S. se queda huérfana a los dos años de edad. Mientras su padre
se debate entre la vida y la muerte en el hospital durante tres meses, su madre
se queda en casa, cada vez más cansada. Cada vez más agria. Así que cuando su
padre muere, su madre no duda en irse pronto con él.
Sola e inocente a S. se la llevan con una tía materna. Vive en
el norte, cerca del mar.
̶̶ Seguro que a la niña le va bien el aire salado ̶,
se convencen las vecinas que no la quieren acoger.

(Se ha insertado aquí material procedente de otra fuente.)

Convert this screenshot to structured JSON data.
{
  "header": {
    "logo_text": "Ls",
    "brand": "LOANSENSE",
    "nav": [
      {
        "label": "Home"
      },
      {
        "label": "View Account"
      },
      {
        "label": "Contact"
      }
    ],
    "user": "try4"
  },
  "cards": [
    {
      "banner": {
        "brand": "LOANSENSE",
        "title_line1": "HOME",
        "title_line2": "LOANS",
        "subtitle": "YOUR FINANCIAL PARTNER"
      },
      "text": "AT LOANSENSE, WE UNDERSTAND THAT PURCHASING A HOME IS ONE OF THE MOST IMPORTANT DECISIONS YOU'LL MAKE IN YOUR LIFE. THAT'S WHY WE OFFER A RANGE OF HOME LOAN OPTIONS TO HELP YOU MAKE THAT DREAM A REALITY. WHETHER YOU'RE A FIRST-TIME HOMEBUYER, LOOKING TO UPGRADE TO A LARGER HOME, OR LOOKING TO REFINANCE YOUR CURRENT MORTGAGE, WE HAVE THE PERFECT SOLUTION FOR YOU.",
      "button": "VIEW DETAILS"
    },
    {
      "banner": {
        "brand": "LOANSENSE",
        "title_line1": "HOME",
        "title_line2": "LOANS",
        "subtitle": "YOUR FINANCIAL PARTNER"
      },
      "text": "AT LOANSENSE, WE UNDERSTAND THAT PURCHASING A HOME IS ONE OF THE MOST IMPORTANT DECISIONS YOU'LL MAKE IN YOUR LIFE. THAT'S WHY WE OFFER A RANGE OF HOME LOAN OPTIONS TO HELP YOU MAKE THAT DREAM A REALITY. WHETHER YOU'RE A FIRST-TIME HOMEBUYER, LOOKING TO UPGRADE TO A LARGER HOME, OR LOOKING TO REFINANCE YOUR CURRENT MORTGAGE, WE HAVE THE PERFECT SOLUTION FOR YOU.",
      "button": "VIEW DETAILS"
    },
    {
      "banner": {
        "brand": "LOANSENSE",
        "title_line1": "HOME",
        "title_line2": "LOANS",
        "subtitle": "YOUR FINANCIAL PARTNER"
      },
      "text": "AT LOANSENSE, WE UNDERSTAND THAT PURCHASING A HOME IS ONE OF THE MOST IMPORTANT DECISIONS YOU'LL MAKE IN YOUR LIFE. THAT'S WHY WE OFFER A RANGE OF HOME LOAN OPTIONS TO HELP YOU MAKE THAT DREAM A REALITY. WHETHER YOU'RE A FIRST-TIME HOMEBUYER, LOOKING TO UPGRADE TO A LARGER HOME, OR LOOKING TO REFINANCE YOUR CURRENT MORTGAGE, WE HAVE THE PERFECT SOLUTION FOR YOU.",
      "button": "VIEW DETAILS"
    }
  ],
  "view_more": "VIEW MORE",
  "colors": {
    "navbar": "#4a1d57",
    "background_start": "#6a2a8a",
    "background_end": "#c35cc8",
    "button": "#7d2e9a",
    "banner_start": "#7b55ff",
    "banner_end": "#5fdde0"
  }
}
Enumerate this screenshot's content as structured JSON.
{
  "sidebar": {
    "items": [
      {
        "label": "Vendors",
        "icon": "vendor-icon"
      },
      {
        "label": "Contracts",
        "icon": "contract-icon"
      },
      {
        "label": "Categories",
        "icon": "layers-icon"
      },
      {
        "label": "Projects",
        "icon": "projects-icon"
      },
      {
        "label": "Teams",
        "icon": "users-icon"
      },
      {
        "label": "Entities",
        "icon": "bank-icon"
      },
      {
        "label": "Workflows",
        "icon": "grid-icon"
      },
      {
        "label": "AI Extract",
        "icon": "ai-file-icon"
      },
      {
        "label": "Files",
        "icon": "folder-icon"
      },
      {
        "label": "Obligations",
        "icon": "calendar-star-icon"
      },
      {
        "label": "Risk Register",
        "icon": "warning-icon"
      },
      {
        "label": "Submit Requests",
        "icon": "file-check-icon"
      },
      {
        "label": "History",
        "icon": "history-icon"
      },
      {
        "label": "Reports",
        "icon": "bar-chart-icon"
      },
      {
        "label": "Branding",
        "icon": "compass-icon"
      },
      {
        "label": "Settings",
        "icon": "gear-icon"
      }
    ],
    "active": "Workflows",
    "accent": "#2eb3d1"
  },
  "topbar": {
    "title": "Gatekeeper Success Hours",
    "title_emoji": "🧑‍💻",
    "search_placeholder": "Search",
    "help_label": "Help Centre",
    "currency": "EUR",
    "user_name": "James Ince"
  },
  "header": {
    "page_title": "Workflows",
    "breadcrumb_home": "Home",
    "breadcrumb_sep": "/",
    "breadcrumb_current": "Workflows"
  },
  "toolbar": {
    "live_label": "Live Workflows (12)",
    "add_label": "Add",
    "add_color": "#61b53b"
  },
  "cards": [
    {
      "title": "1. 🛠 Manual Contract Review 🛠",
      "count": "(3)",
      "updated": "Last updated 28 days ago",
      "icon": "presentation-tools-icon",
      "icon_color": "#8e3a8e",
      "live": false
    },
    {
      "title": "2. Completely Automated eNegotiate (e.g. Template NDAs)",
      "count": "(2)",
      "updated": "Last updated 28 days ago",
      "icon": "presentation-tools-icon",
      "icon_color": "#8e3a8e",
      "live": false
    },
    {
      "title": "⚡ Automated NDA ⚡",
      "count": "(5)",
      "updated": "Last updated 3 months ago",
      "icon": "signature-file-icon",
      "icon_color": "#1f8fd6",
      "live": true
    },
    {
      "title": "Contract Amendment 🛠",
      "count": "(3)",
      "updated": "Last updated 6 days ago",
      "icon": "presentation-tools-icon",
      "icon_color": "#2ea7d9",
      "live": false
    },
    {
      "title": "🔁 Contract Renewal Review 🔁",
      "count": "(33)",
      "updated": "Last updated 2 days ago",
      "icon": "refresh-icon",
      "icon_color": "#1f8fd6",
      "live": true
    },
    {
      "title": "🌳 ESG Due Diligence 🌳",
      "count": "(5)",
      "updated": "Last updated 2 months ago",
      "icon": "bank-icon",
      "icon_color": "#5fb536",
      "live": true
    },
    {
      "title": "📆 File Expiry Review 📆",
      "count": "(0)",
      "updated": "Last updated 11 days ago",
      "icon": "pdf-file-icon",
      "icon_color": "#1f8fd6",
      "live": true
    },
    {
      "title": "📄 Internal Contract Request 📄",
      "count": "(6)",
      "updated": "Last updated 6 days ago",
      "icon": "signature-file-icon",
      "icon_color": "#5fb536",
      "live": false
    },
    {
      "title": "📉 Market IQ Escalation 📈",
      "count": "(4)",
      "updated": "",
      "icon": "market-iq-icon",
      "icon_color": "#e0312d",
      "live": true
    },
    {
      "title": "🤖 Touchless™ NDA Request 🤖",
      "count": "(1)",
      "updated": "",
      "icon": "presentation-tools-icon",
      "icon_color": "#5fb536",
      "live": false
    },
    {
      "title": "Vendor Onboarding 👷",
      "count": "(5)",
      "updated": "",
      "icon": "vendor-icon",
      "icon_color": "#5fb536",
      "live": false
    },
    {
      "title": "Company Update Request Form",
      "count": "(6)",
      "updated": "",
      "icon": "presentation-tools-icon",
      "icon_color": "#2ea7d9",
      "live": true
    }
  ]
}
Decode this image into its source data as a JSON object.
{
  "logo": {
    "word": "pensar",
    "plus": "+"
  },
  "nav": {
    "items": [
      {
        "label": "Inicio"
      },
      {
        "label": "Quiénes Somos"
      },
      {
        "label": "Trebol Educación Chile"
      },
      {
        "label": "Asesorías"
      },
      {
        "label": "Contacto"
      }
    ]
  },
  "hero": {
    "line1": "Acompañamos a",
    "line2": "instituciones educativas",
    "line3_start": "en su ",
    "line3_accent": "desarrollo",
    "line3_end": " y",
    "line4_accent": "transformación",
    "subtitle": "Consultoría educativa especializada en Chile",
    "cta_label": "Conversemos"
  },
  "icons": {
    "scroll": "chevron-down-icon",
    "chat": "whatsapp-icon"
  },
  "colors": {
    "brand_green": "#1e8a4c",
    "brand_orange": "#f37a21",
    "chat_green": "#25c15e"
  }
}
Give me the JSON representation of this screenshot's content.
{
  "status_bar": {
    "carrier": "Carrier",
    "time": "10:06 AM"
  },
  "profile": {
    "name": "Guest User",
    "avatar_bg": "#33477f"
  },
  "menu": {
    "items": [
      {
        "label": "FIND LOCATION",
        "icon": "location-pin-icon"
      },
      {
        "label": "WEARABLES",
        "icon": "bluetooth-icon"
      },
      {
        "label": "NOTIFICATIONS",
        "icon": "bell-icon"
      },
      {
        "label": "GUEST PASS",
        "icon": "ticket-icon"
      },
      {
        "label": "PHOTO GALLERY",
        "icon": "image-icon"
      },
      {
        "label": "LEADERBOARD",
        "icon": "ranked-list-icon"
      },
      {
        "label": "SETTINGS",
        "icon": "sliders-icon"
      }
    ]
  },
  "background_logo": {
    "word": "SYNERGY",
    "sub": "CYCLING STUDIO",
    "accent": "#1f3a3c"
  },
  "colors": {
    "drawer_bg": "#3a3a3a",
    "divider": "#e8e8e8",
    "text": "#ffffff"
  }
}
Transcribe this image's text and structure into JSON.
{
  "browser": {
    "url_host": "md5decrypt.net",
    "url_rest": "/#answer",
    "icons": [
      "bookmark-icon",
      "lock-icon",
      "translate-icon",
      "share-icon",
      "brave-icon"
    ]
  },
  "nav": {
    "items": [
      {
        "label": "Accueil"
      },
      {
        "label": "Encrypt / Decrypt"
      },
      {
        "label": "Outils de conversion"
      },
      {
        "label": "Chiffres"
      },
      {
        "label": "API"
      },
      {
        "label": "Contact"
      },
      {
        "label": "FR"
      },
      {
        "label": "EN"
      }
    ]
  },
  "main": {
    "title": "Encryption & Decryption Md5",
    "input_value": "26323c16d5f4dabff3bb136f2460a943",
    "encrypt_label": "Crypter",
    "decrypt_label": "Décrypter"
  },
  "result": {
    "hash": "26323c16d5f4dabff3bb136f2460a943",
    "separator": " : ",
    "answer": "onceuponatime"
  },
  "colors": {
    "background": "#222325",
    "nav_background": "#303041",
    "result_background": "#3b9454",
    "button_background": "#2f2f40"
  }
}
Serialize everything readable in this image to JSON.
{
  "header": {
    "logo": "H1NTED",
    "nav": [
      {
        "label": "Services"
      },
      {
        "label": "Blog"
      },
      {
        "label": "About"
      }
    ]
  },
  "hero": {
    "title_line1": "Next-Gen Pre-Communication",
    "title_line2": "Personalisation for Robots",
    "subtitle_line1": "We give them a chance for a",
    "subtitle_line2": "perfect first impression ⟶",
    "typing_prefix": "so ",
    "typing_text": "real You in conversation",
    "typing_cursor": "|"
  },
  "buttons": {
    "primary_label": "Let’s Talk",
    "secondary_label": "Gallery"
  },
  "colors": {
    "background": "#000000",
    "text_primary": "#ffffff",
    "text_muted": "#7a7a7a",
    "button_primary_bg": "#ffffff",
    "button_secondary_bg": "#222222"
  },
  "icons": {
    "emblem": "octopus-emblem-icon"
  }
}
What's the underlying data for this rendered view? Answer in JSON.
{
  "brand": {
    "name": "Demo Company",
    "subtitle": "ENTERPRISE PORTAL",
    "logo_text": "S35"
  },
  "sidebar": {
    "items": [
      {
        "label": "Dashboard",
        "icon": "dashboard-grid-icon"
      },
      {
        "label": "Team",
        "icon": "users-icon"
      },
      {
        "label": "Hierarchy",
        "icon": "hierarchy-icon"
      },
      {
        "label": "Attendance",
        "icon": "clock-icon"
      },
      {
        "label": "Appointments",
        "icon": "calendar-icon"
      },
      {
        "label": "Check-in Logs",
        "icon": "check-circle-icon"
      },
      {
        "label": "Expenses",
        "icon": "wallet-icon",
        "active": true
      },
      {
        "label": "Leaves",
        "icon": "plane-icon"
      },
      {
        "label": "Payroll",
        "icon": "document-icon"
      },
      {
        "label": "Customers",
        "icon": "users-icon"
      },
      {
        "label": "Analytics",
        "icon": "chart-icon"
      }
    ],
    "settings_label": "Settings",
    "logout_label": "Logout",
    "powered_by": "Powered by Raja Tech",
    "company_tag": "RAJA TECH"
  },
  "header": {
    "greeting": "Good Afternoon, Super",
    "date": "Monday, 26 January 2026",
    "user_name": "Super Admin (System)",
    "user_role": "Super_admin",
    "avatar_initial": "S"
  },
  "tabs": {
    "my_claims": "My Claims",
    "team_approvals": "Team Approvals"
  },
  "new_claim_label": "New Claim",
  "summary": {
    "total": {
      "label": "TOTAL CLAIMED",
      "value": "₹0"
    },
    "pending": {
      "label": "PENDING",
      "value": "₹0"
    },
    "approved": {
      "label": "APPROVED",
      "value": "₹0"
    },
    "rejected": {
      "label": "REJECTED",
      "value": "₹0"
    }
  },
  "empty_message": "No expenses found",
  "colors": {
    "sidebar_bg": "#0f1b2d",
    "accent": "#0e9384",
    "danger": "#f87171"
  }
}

̶ Además, allí están sus primas con las que podrá jugar y
aprender. Aquí ya no le queda nada.
Y es cierto. En la ciudad ya no le queda nada. Ni madre ni
padre. Ni hermanos o hermanas. Nada.
S. pasa gran parte de su primera infancia en una casa
señorial con muchas habitaciones. Desde la ventana de su habitación se ve el
puerto y algunos barcos flotantes.
̶ Algún día yo también flotaré como esos barcos ̶ , piensa ̶ flotando
arriba, muy arriba. Y mamá y papá me recogerán en el cielo con sus alas blancas
y me cantarán nanas no sólo de noche.
Como sus primas, S. va a la escuela. Pero, a diferencia de sus
primas, S. tiene que hacer muchas tareas en casa. Tender y recoger la ropa, doblarla
con cuidado. A veces va al mercado a comprar pan y, otras, rastrillar las hojas
secas del jardín. Su tía, en el fondo, la quiere bien poco.
̶ Me vi obligada a cogerla. Cuando mi hermana y su marido murió no
pude hacer mucho. ̶ Les cuenta a las vecinas. ̶ Y aquí está. Sorbiéndose los
mocos y comiéndose mi comida.
A la edad de siete años, S. ya comienza a comprender que en esa
casa no es bienvenida. Su tía le grita. Y ella no entiende por qué. Su tía le riñe.
Y ella no entiende qué ha hecho. Su tía le pega con el palo de la escoba. Y ella,
cada vez, se siente más pequeña. Únicamente, su abuela está ahí, vieja, muy
vieja, en una mecedora, y de tanto en tanto le pasa algún caramelo de café por debajo
de la falda.
̶ ¡Esta no es tu casa! Tu casa es la inclusa ̶, le grita la tía
cuando se enfada. Casi cada día. ̶ ¡Recuérdalo bien! ̶ Y le da un cachete para
que no se le olvide nunca.
Su tía es una mujer regia, de las del norte. Con los ojos sufridos
y severos, las manos robustas y un moño en lo alto de la cabeza erguida. Viuda
desde hace años, tiene tres hijas algo mayores que S.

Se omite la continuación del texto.